Over the past year, IFNC has faced quite a few barriers. There have been those times when self-doubt and frustration entered to cloud our vision and to dim our light. Despite those challenges, we have pushed through and survived our first year. We have remain positive, focused and continue to work, daily, to improve and bring awareness to our community.

Last week, I was out shopping and picked up some supplies for sensory boards, tactile stimulation and calming bottles. As always, the cashier asked for my rewards card and, at that time, I made a comment about how every little bit helps and told her about our foundation. The cashier shared that her nephew had been displaying negative behaviors and trouble transitioning. I was able to share some easy, fast and free techniques that may help calm this young man when his outbursts occurred. She thanked me, and I left without thinking much about the encounter.

On Tuesday of this week, I returned to the same store with an IFNC co-founder, Rosy, to pick up more items for sensory processing. Once again, I found myself in the line of the same cashier from last week. Not wanting to mention her personal information, I just smiled, put my items on the counter and resumed my conversation with about Autism and public education. Very politely, the cashier spoke up and said “Hey, you guys should look up Illumination NC. They are awesome!” Holding back tears, she told us that a lady had come in several days ago and shared how to help manage her nephew’s behavior. Rosy and I looked at one another, and I said “Wait, that was me. That’s us!” The young lady became even more emotional and said that her family had struggled for years to help her nephew calm down during outbursts. She said that, for the first time ever, he stopped. When she used a calming technique that I advised her to use, he stopped.

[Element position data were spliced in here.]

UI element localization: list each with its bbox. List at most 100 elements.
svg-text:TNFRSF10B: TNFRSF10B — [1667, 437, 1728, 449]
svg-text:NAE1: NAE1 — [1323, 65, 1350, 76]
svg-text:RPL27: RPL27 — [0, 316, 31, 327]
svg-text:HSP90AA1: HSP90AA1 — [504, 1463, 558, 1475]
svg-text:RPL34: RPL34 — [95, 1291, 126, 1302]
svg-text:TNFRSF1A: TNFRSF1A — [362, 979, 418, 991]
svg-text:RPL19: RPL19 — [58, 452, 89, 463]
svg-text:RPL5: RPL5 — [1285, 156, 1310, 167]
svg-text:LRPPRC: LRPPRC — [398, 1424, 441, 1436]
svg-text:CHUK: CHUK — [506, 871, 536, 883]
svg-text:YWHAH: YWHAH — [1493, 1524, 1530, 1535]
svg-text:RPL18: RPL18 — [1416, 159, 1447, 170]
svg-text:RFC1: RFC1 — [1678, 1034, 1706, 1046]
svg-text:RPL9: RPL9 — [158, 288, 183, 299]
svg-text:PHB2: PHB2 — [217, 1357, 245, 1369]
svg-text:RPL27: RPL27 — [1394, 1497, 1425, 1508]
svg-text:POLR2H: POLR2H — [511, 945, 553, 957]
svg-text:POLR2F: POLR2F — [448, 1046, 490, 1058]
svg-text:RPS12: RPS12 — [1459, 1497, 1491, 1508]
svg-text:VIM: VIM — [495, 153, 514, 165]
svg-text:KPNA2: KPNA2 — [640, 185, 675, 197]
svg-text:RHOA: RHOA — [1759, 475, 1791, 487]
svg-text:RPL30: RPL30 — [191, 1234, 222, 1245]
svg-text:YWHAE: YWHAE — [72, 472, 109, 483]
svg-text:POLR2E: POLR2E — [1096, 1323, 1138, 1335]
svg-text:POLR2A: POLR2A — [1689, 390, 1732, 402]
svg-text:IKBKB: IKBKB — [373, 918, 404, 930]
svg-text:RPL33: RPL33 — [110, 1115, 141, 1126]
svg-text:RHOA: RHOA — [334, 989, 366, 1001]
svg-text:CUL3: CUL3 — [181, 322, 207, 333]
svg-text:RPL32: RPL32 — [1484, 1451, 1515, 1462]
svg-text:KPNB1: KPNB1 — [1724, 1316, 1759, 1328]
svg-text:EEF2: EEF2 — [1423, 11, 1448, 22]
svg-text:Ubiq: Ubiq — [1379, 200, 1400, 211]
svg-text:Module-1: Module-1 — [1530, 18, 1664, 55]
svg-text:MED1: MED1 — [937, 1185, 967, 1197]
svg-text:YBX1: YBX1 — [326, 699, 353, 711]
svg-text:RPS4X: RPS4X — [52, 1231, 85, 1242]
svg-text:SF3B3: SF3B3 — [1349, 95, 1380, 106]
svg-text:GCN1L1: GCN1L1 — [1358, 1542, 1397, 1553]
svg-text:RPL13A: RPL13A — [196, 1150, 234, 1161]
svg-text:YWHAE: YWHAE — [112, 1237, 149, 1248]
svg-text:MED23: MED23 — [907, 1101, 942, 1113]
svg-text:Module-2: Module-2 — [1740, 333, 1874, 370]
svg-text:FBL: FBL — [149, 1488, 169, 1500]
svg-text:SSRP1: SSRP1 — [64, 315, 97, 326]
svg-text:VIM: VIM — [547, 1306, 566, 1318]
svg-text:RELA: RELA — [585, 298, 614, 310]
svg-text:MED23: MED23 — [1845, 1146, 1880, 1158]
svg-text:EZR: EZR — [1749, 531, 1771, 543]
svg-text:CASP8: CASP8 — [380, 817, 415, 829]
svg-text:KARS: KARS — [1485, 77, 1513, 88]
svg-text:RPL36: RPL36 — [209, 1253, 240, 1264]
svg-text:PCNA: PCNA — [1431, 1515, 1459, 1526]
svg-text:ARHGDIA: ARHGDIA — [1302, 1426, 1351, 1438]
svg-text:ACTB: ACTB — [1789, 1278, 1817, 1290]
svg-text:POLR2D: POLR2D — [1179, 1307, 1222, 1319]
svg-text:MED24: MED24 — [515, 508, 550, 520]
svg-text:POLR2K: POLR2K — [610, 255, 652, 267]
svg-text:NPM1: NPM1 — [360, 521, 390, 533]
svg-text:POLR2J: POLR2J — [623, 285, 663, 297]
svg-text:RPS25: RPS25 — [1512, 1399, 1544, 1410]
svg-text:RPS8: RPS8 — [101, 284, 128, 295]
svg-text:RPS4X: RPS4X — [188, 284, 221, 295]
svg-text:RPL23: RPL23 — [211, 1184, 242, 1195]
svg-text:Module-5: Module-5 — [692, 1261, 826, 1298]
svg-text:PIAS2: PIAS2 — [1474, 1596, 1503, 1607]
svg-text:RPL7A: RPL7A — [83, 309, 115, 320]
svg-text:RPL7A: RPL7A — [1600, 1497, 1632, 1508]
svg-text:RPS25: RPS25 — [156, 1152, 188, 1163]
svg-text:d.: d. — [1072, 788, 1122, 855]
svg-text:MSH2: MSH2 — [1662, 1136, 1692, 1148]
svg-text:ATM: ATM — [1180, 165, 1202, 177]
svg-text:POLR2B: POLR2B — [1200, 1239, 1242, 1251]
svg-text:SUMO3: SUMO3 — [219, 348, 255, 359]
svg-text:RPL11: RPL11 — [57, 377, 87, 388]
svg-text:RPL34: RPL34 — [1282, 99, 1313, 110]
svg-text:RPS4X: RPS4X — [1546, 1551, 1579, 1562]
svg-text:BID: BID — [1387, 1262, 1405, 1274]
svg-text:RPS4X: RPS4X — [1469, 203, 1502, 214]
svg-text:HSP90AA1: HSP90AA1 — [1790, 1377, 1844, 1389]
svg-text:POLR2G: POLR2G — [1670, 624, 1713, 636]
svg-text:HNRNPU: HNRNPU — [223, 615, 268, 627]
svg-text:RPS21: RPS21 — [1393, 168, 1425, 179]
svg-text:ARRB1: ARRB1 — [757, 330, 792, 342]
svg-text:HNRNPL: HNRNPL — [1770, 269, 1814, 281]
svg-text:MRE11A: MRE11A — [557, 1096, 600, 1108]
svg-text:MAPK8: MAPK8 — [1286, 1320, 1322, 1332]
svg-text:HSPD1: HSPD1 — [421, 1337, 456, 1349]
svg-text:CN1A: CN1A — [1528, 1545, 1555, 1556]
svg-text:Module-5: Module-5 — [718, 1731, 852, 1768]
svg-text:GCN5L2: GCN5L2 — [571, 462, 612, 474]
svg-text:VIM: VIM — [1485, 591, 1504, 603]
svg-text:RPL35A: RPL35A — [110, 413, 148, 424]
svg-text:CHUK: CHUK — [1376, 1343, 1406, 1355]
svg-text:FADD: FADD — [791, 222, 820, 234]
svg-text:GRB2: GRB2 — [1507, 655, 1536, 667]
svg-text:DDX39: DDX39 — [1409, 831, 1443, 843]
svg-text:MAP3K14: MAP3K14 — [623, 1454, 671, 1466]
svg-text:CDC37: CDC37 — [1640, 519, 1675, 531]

There are no words for the burst of light that shone upon me at that moment. The pure joy of knowing that a small exchange and simple advice had created a way for her to connect with her nephew was a clarifying moment. It was also an incredible feeling that Illumination Foundation of North Carolina had been referred to with such enthusiasm. I thought to myself and, maybe out loud, “this is it, this is why we HAVE to push.” There are so many unserved and underserved people in need, and they deserve hope. We, at IFNC consider it an absolute privilege to serve our peers and our communities. We are humbled by the public testimony and truly honored to be a part of a brighter future.